Saturday 2 July 2005 around 5PM. At the pump after a mere 9 hours in the queue in order to thankfully and triumphantly receive 25 litres! The man in front of me is filling plastic containers and holding coupons for 100 litres of fuel purchased at 69 US cents per litre (about 3 US Dollars a gallon) in stark contrast to the 'strict' enforcement of a 'no containers' ruling. It struck me that at this United Nations fuel depot, where only UN and NGO vehicles were meant to be filling up, only about one in every 20 vehicles seemed to be from the UN or an NGO ... and that every litre being purchased had been purchased with foreign currency, the vast majority of which must have been black market transactions. Where there's a will there is a way it seems.
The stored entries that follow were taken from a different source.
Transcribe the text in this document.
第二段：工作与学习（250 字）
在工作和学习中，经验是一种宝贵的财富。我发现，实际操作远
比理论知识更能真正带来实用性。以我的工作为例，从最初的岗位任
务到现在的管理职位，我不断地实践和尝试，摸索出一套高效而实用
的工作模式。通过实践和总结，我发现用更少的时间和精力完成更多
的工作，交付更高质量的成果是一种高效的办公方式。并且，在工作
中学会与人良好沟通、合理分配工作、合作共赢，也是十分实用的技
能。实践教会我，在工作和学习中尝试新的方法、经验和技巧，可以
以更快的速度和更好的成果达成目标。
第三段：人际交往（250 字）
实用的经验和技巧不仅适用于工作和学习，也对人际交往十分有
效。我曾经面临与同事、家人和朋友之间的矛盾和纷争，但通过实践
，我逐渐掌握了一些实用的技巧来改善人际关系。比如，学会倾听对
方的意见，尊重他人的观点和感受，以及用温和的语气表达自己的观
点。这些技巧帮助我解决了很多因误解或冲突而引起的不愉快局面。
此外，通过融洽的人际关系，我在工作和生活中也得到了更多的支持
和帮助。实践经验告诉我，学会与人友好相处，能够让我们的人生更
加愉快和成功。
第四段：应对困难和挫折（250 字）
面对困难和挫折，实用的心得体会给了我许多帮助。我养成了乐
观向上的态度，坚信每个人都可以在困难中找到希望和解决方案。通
I had an interesting conversation yesterday before heading to the airport. A man has been importing fuel as a business, his tanker going over border, filling up and coming back into Zimbabwe. Using 'creatively acquired' foreign currency, he was recently picked up by CIO agents and questioned for 12 hours or so. His creative acquisition is in a grey area of law so they reluctantly had to let him go, after a warning and steps to close the business operation. A couple of weeks later, the CIO themselves are short of fuel, so they call him to ask if he can get them some! 'I can't, you shut me down' ... and presto, they are organising him with all the 'right' permits so he can bring in fuel for them, same system, now suddenly legal and fine.
People ask me about petrol rationing ... and why the Zimbabwe government doesn't simply reintroduce a system that has worked well at several times in the past, but the answer is simple: they could not organise a fair and efficient rationing system. It seems that this government is not capable any longer of organising or administering even the simplest project or programme without massive inefficiency and immediate corruption.